Álvaro Tierno

Personal information
- Full name: Álvaro Tierno Román
- Date of birth: 30 October 1992 (age 33)
- Place of birth: Zaragoza, Spain
- Height: 1.78 m (5 ft 10 in)
- Position: Midfielder

Youth career
- Zaragoza

Senior career*
- Years: Team / Apps / (Gls)
- 2011–2012: Universidad Zaragoza /  / (0)
- 2012–2013: Sariñena / 33 / (2)
- 2013–2015: Zaragoza B / 38 / (10)
- 2014–2015: Zaragoza / 5 / (0)
- 2015–2016: Ebro / 15 / (6)
- 2016–2017: Tarazona / 6 / (2)

= Álvaro Tierno =

Spanish footballer

Álvaro Tierno Román (born 30 October 1992) is a Spanish footballer who plays for SD Tarazona as a midfielder.

==Football career==
Born in Zaragoza, Tierno graduated from local Real Zaragoza's youth setup, and made his senior debuts with the farm team, CD Universidad de Zaragoza.
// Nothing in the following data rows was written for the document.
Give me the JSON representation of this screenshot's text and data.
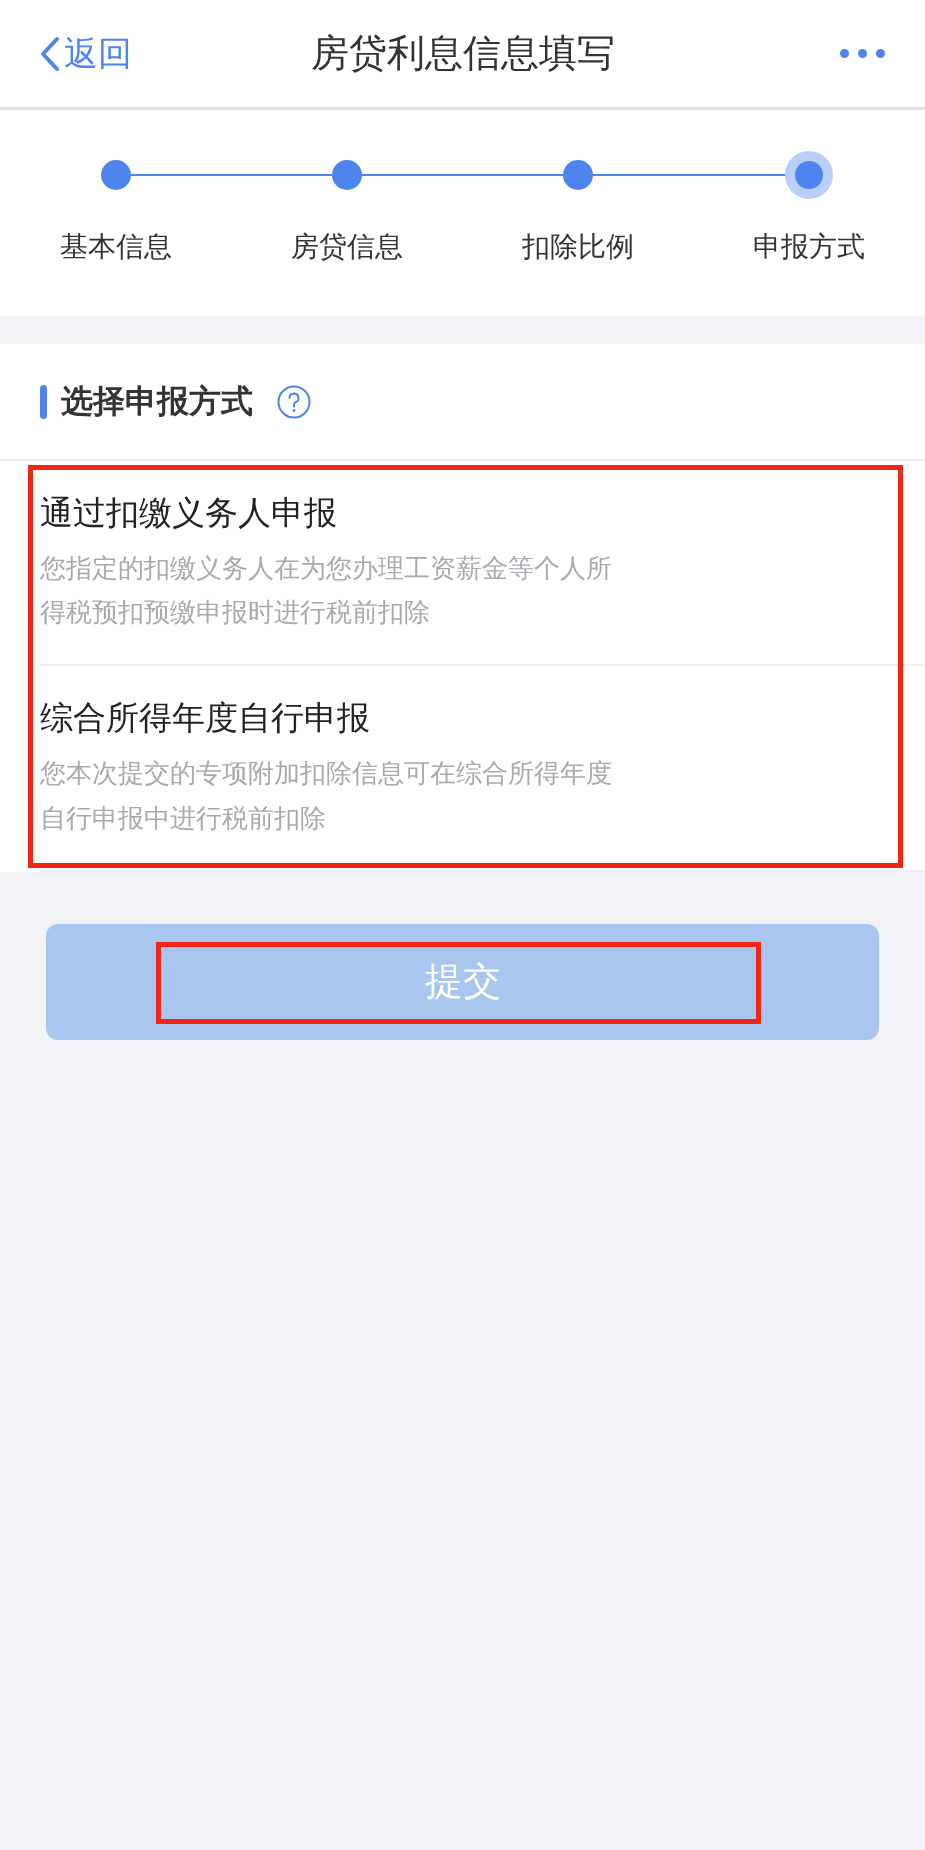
{
  "nav": {
    "back": "返回",
    "title": "房贷利息信息填写"
  },
  "steps": [
    {
      "label": "基本信息",
      "current": false
    },
    {
      "label": "房贷信息",
      "current": false
    },
    {
      "label": "扣除比例",
      "current": false
    },
    {
      "label": "申报方式",
      "current": true
    }
  ],
  "section": {
    "title": "选择申报方式"
  },
  "options": {
    "highlighted": true,
    "items": [
      {
        "title": "通过扣缴义务人申报",
        "description_lines": [
          "您指定的扣缴义务人在为您办理工资薪金等个人所",
          "得税预扣预缴申报时进行税前扣除"
        ]
      },
      {
        "title": "综合所得年度自行申报",
        "description_lines": [
          "您本次提交的专项附加扣除信息可在综合所得年度",
          "自行申报中进行税前扣除"
        ]
      }
    ]
  },
  "submit": {
    "label": "提交",
    "disabled": true,
    "highlighted": true
  }
}
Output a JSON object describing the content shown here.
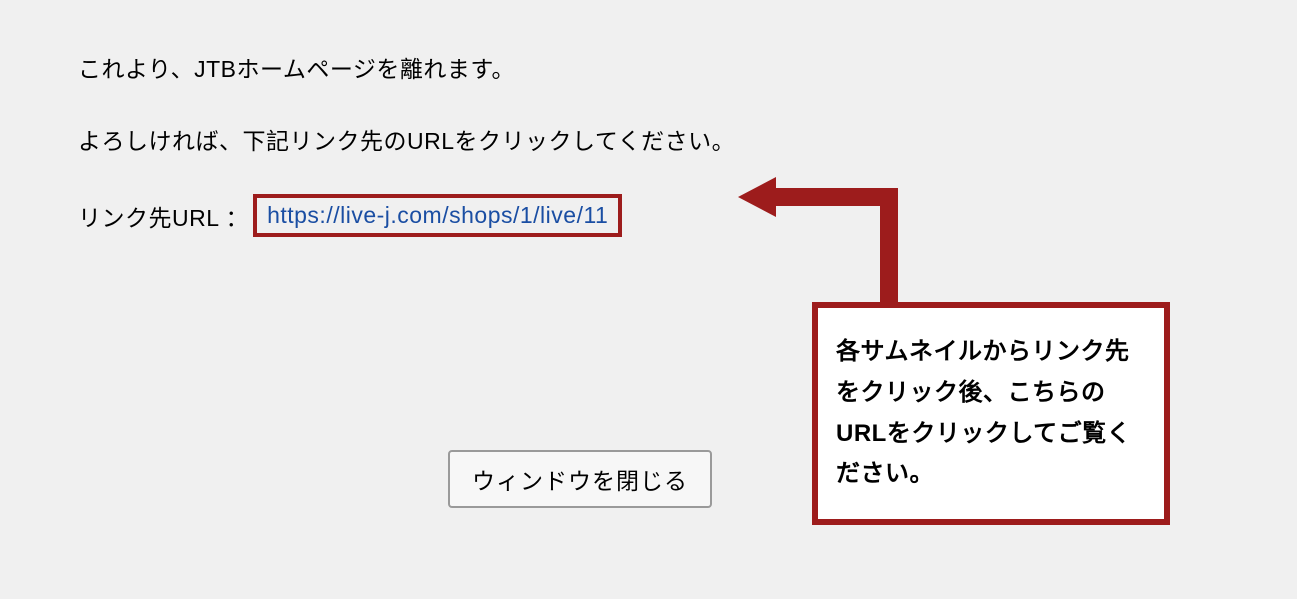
{
  "message_line1": "これより、JTBホームページを離れます。",
  "message_line2": "よろしければ、下記リンク先のURLをクリックしてください。",
  "url_label": "リンク先URL ：",
  "url_value": "https://live-j.com/shops/1/live/11",
  "close_button_label": "ウィンドウを閉じる",
  "callout_text": "各サムネイルからリンク先をクリック後、こちらのURLをクリックしてご覧ください。",
  "accent_color": "#9d1c1c",
  "link_color": "#1a4ea3"
}
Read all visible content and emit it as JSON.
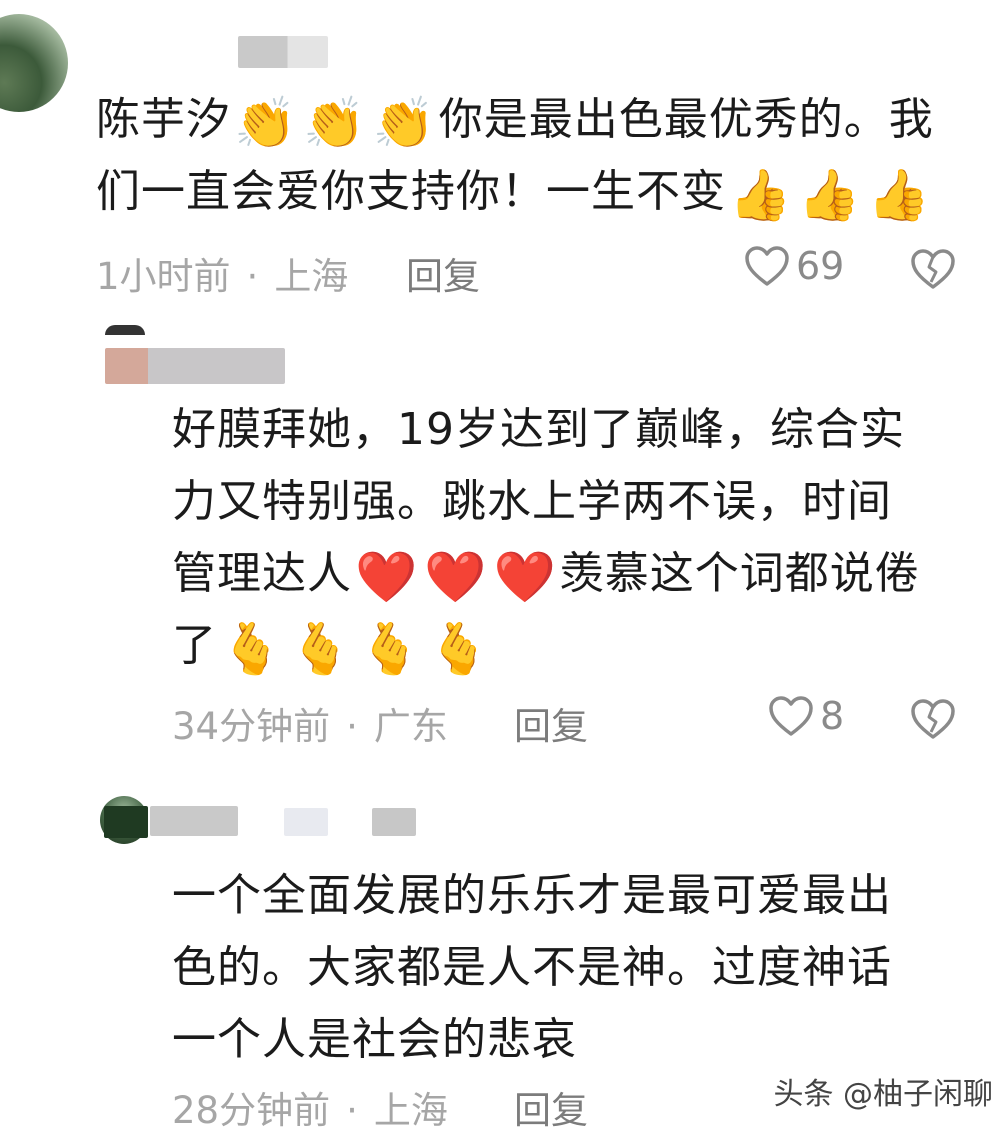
{
  "comments": [
    {
      "text_lines": [
        "陈芋汐",
        "你是最出色最优秀的。我",
        "们一直会爱你支持你！一生不变"
      ],
      "emoji": {
        "clap": "👏",
        "thumbs": "👍"
      },
      "time": "1小时前",
      "location": "上海",
      "reply": "回复",
      "likes": "69"
    },
    {
      "text_lines": [
        "好膜拜她，19岁达到了巅峰，综合实",
        "力又特别强。跳水上学两不误，时间",
        "管理达人",
        "羡慕这个词都说倦",
        "了"
      ],
      "emoji": {
        "heart": "❤️",
        "finger_heart": "🫰"
      },
      "time": "34分钟前",
      "location": "广东",
      "reply": "回复",
      "likes": "8"
    },
    {
      "text_lines": [
        "一个全面发展的乐乐才是最可爱最出",
        "色的。大家都是人不是神。过度神话",
        "一个人是社会的悲哀"
      ],
      "time": "28分钟前",
      "location": "上海",
      "reply": "回复"
    }
  ],
  "separator": "·",
  "watermark": "头条 @柚子闲聊",
  "colors": {
    "text": "#1b1b1b",
    "meta": "#a6a6a6",
    "reply": "#7c7c7c",
    "icon": "#8a8a8a"
  },
  "icons": {
    "like": "heart-outline-icon",
    "dislike": "broken-heart-icon"
  }
}
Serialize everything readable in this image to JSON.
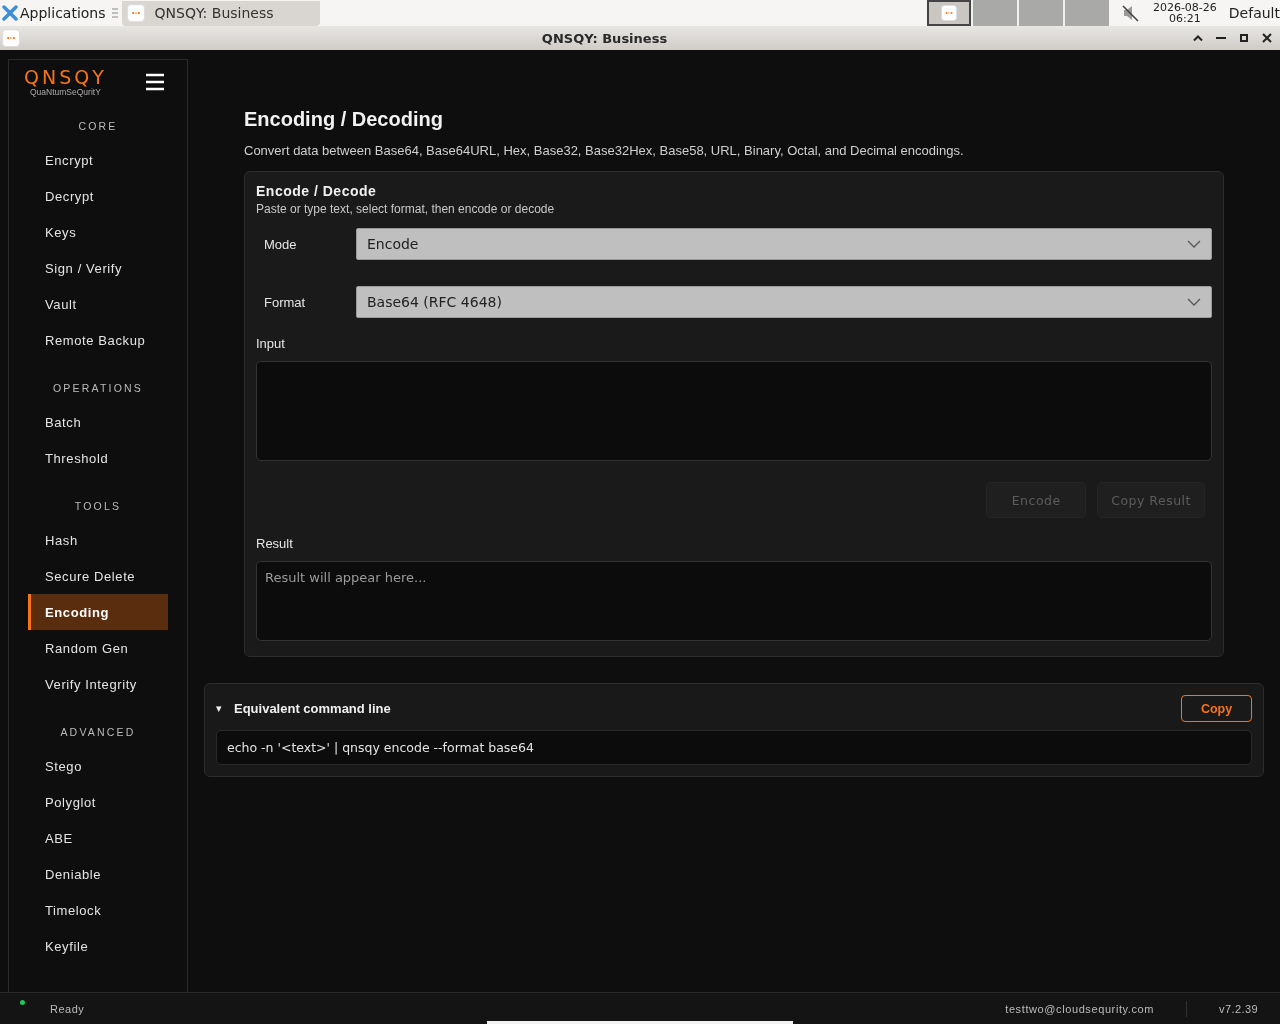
{
  "taskbar": {
    "launcher": "Applications",
    "task": "QNSQY: Business",
    "workspaces": [
      {
        "selected": true
      },
      {
        "selected": false
      },
      {
        "selected": false
      },
      {
        "selected": false
      }
    ],
    "muted": true,
    "date": "2026-08-26",
    "time": "06:21",
    "user": "Default"
  },
  "window": {
    "title": "QNSQY: Business"
  },
  "sidebar": {
    "logo": "QNSQY",
    "tagline": "QuaNtumSeQuritY",
    "sections": [
      {
        "title": "CORE",
        "items": [
          {
            "label": "Encrypt",
            "selected": false
          },
          {
            "label": "Decrypt",
            "selected": false
          },
          {
            "label": "Keys",
            "selected": false
          },
          {
            "label": "Sign / Verify",
            "selected": false
          },
          {
            "label": "Vault",
            "selected": false
          },
          {
            "label": "Remote Backup",
            "selected": false
          }
        ]
      },
      {
        "title": "OPERATIONS",
        "items": [
          {
            "label": "Batch",
            "selected": false
          },
          {
            "label": "Threshold",
            "selected": false
          }
        ]
      },
      {
        "title": "TOOLS",
        "items": [
          {
            "label": "Hash",
            "selected": false
          },
          {
            "label": "Secure Delete",
            "selected": false
          },
          {
            "label": "Encoding",
            "selected": true
          },
          {
            "label": "Random Gen",
            "selected": false
          },
          {
            "label": "Verify Integrity",
            "selected": false
          }
        ]
      },
      {
        "title": "ADVANCED",
        "items": [
          {
            "label": "Stego",
            "selected": false
          },
          {
            "label": "Polyglot",
            "selected": false
          },
          {
            "label": "ABE",
            "selected": false
          },
          {
            "label": "Deniable",
            "selected": false
          },
          {
            "label": "Timelock",
            "selected": false
          },
          {
            "label": "Keyfile",
            "selected": false
          }
        ]
      }
    ]
  },
  "page": {
    "title": "Encoding / Decoding",
    "subtitle": "Convert data between Base64, Base64URL, Hex, Base32, Base32Hex, Base58, URL, Binary, Octal, and Decimal encodings."
  },
  "card": {
    "title": "Encode / Decode",
    "hint": "Paste or type text, select format, then encode or decode",
    "fields": [
      {
        "label": "Mode",
        "value": "Encode"
      },
      {
        "label": "Format",
        "value": "Base64 (RFC 4648)"
      }
    ],
    "input": {
      "label": "Input"
    },
    "buttons": [
      {
        "label": "Encode",
        "disabled": true
      },
      {
        "label": "Copy Result",
        "disabled": true
      }
    ],
    "result": {
      "label": "Result",
      "placeholder": "Result will appear here..."
    }
  },
  "command": {
    "toggle": "▾",
    "title": "Equivalent command line",
    "expanded": true,
    "copy": "Copy",
    "text": "echo -n '<text>' | qnsqy encode --format base64"
  },
  "status_bar": {
    "color": "#22c55e",
    "text": "Ready",
    "user": "testtwo@cloudsequrity.com",
    "version": "v7.2.39"
  }
}
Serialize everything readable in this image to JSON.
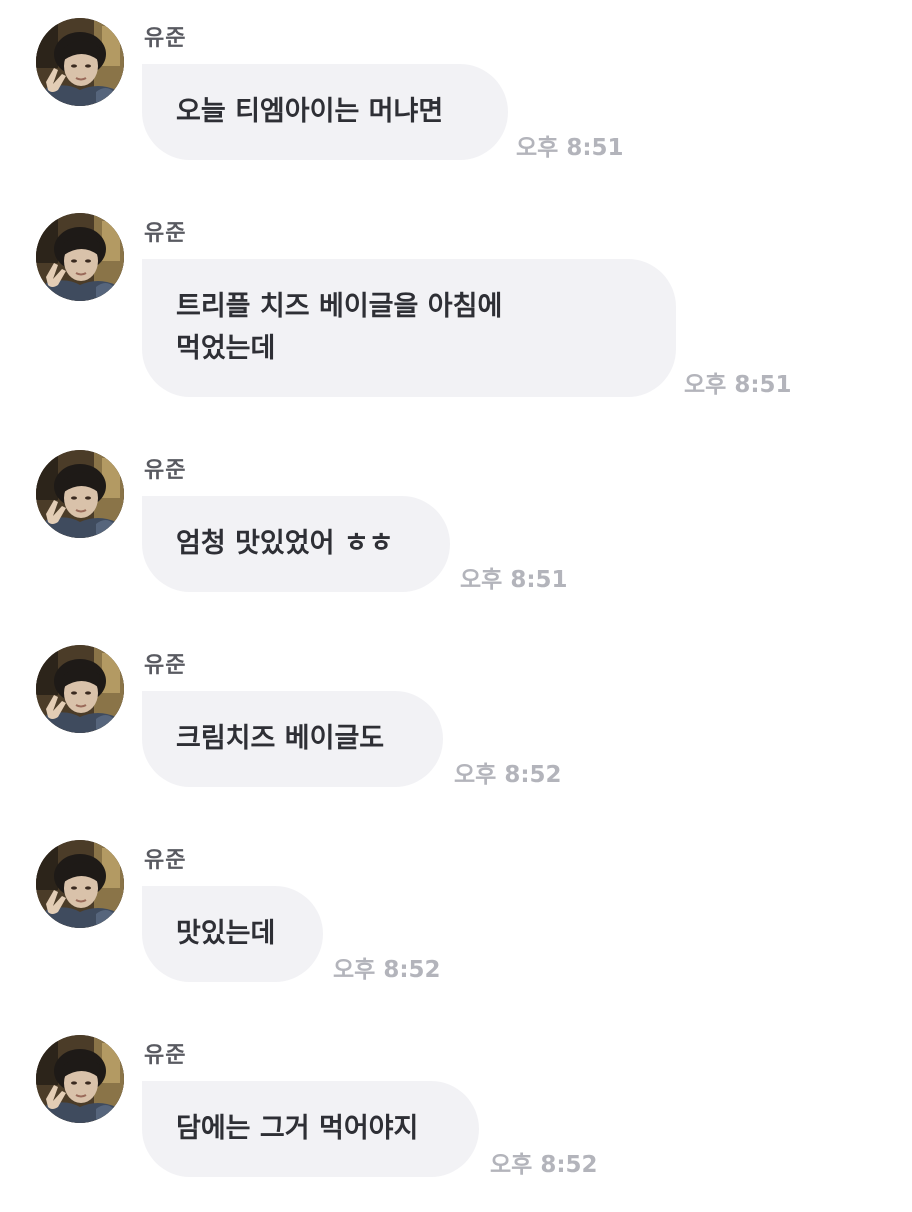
{
  "chat": {
    "messages": [
      {
        "sender": "유준",
        "avatar_icon": "profile-avatar-icon",
        "text": "오늘 티엠아이는 머냐면",
        "time": "오후 8:51"
      },
      {
        "sender": "유준",
        "avatar_icon": "profile-avatar-icon",
        "text": "트리플 치즈 베이글을 아침에\n먹었는데",
        "time": "오후 8:51"
      },
      {
        "sender": "유준",
        "avatar_icon": "profile-avatar-icon",
        "text": "엄청 맛있었어 ㅎㅎ",
        "time": "오후 8:51"
      },
      {
        "sender": "유준",
        "avatar_icon": "profile-avatar-icon",
        "text": "크림치즈 베이글도",
        "time": "오후 8:52"
      },
      {
        "sender": "유준",
        "avatar_icon": "profile-avatar-icon",
        "text": "맛있는데",
        "time": "오후 8:52"
      },
      {
        "sender": "유준",
        "avatar_icon": "profile-avatar-icon",
        "text": "담에는 그거 먹어야지",
        "time": "오후 8:52"
      }
    ]
  }
}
In July 2012 he joined CD Sariñena of the Tercera División.

Tierno returned to the Aragonese side in the 2013 summer, being assigned to the reserves also of the fourth level. On 17 May 2014 he played his first match as a professional, starting and playing the full 90 minutes of a 2–2 home draw against CE Sabadell FC in the Segunda División.